Morak: Der neue Kurs der ORF-Führung - schlechtes Programm, weniger Seher, höhere Gebühren

Wien (ÖVP-PK) - Der ORF nutzt den heutigen Krampustag für eine schlimme Ankündigung: die Gebühren sollen erhöht werden. Weniger Seher, dafür höhere Gebühren - das ist offensichtlich der neue Kurs der ORF-Führung, kritisierte heute, Mittwoch, ÖVP-Mediensprecher Abg.

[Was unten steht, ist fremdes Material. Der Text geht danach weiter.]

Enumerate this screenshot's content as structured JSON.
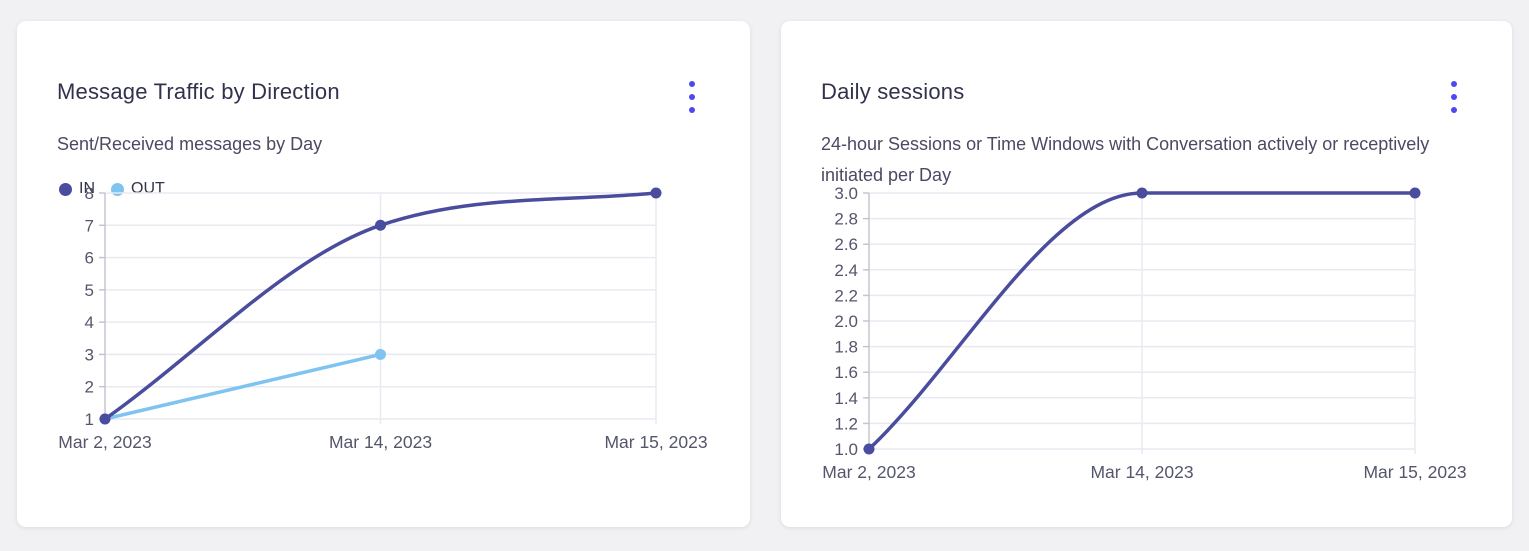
{
  "page": {
    "background_color": "#f1f1f4",
    "card_background": "#ffffff",
    "accent_color": "#4c48f2",
    "icons": {
      "card_menu": "kebab-vertical-dots"
    }
  },
  "chart_data": [
    {
      "type": "line",
      "title": "Message Traffic by Direction",
      "subtitle": "Sent/Received messages by Day",
      "categories": [
        "Mar 2, 2023",
        "Mar 14, 2023",
        "Mar 15, 2023"
      ],
      "series": [
        {
          "name": "IN",
          "color": "#4a4d9d",
          "values": [
            1,
            7,
            8
          ]
        },
        {
          "name": "OUT",
          "color": "#7fc3f1",
          "values": [
            1,
            3,
            null
          ]
        }
      ],
      "ylim": [
        1,
        8
      ],
      "ytick_step": 1,
      "ytick_decimals": 0,
      "grid": true,
      "legend": true,
      "legend_position": "top-left"
    },
    {
      "type": "line",
      "title": "Daily sessions",
      "subtitle": "24-hour Sessions or Time Windows with Conversation actively or receptively initiated per Day",
      "categories": [
        "Mar 2, 2023",
        "Mar 14, 2023",
        "Mar 15, 2023"
      ],
      "series": [
        {
          "name": "Daily sessions",
          "color": "#4a4d9d",
          "values": [
            1,
            3,
            3
          ]
        }
      ],
      "ylim": [
        1,
        3
      ],
      "ytick_step": 0.2,
      "ytick_decimals": 1,
      "grid": true,
      "legend": false
    }
  ],
  "style": {
    "grid_color": "#e9e9f0",
    "axis_color": "#c5c5d2",
    "tick_label_color": "#55556c",
    "title_color": "#32324d",
    "subtitle_color": "#4a4a63"
  }
}
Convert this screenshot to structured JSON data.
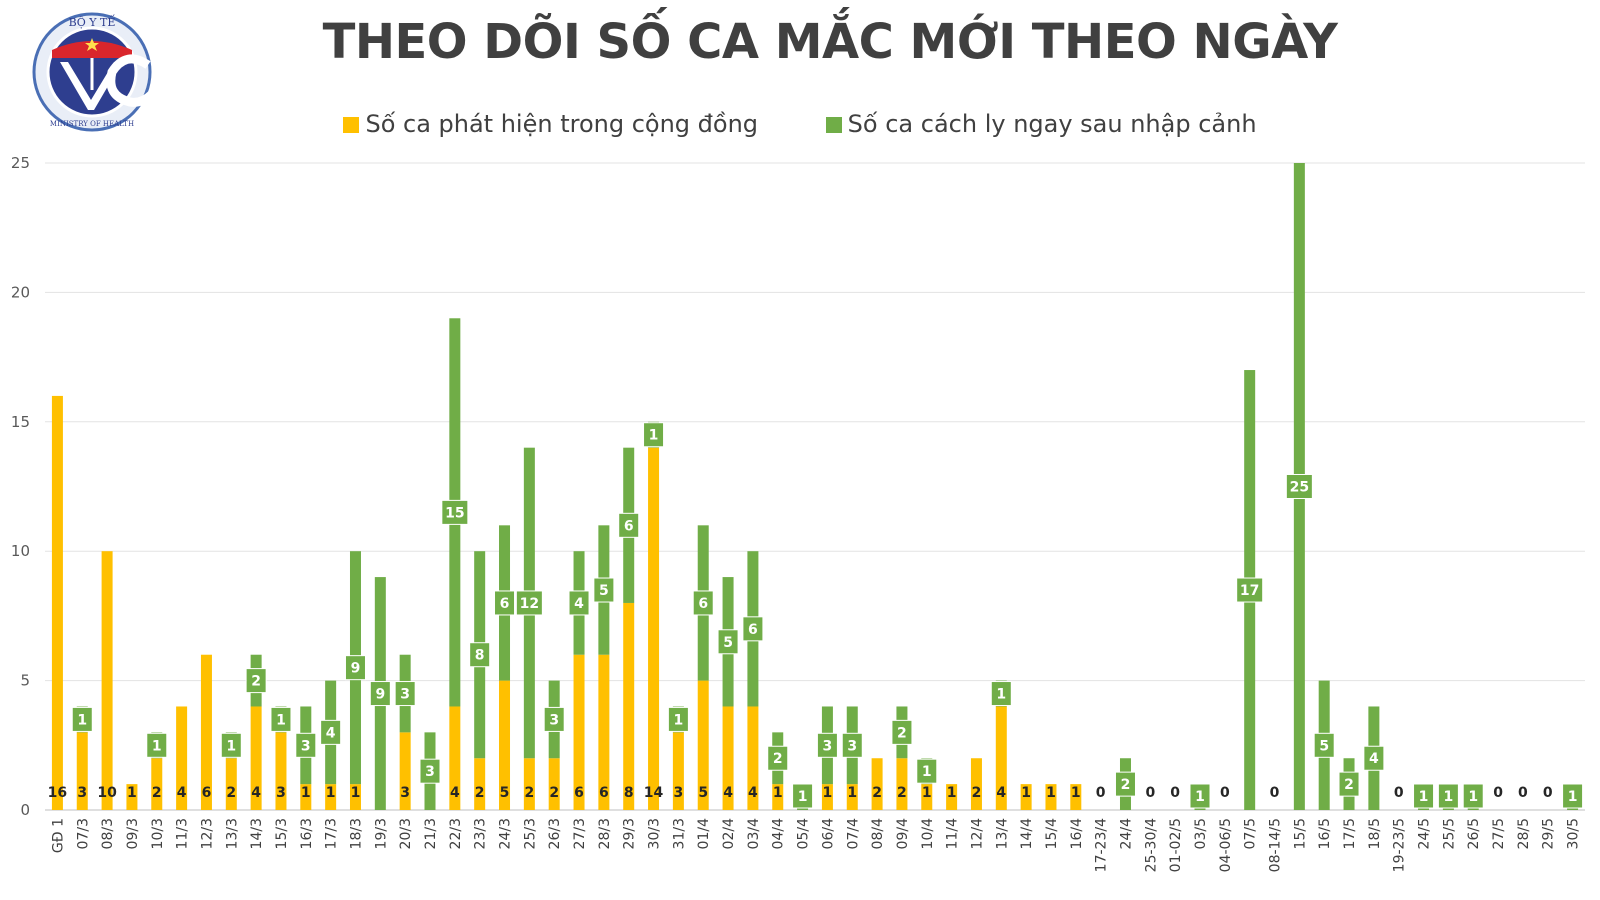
{
  "logo": {
    "top_text": "BỘ Y TẾ",
    "bottom_text": "MINISTRY OF HEALTH"
  },
  "chart_data": {
    "type": "bar",
    "stacked": true,
    "title": "THEO DÕI SỐ CA MẮC MỚI THEO NGÀY",
    "xlabel": "",
    "ylabel": "",
    "ylim": [
      0,
      25
    ],
    "yticks": [
      0,
      5,
      10,
      15,
      20,
      25
    ],
    "grid": true,
    "legend_position": "top",
    "categories": [
      "GĐ 1",
      "07/3",
      "08/3",
      "09/3",
      "10/3",
      "11/3",
      "12/3",
      "13/3",
      "14/3",
      "15/3",
      "16/3",
      "17/3",
      "18/3",
      "19/3",
      "20/3",
      "21/3",
      "22/3",
      "23/3",
      "24/3",
      "25/3",
      "26/3",
      "27/3",
      "28/3",
      "29/3",
      "30/3",
      "31/3",
      "01/4",
      "02/4",
      "03/4",
      "04/4",
      "05/4",
      "06/4",
      "07/4",
      "08/4",
      "09/4",
      "10/4",
      "11/4",
      "12/4",
      "13/4",
      "14/4",
      "15/4",
      "16/4",
      "17-23/4",
      "24/4",
      "25-30/4",
      "01-02/5",
      "03/5",
      "04-06/5",
      "07/5",
      "08-14/5",
      "15/5",
      "16/5",
      "17/5",
      "18/5",
      "19-23/5",
      "24/5",
      "25/5",
      "26/5",
      "27/5",
      "28/5",
      "29/5",
      "30/5"
    ],
    "series": [
      {
        "name": "Số ca phát hiện trong cộng đồng",
        "color": "#FFC000",
        "values": [
          16,
          3,
          10,
          1,
          2,
          4,
          6,
          2,
          4,
          3,
          1,
          1,
          1,
          0,
          3,
          0,
          4,
          2,
          5,
          2,
          2,
          6,
          6,
          8,
          14,
          3,
          5,
          4,
          4,
          1,
          0,
          1,
          1,
          2,
          2,
          1,
          1,
          2,
          4,
          1,
          1,
          1,
          0,
          0,
          0,
          0,
          0,
          0,
          0,
          0,
          0,
          0,
          0,
          0,
          0,
          0,
          0,
          0,
          0,
          0,
          0,
          0
        ]
      },
      {
        "name": "Số ca cách ly ngay sau nhập cảnh",
        "color": "#70AD47",
        "values": [
          0,
          1,
          0,
          0,
          1,
          0,
          0,
          1,
          2,
          1,
          3,
          4,
          9,
          9,
          3,
          3,
          15,
          8,
          6,
          12,
          3,
          4,
          5,
          6,
          1,
          1,
          6,
          5,
          6,
          2,
          1,
          3,
          3,
          0,
          2,
          1,
          0,
          0,
          1,
          0,
          0,
          0,
          0,
          2,
          0,
          0,
          1,
          0,
          17,
          0,
          25,
          5,
          2,
          4,
          0,
          1,
          1,
          1,
          0,
          0,
          0,
          1
        ]
      }
    ]
  }
}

Franz Morak, in einer ersten Reaktion auf die Ankündigung des ORF. ****

"Dieser einzigartige Vorgang wird begleitet von einem ORF 1, der den öffentlich-rechtlichen Auftrag weiter hinter sich gelassen und einer fast zur Gänze zurück genommenen Programmreform auf ORF 2, für die die treuen Gebührenzahlerinnen und Gebührenzahler nun zur Kasse gebeten werden - nach dem Motto: Wir machen die Fehler und Ihr zahlt sie uns", so Morak. "Zehn Prozent mehr ist nach ihrer Meinung durchaus vertretbar, meinte die zuständige Medienministerin Bures in der heutigen Fragestunde des Nationalrates und plädierte in einem Atemzug für eine ständige Gebührenanpassung, das heißt also, eine Erhöhung in Permanenz!"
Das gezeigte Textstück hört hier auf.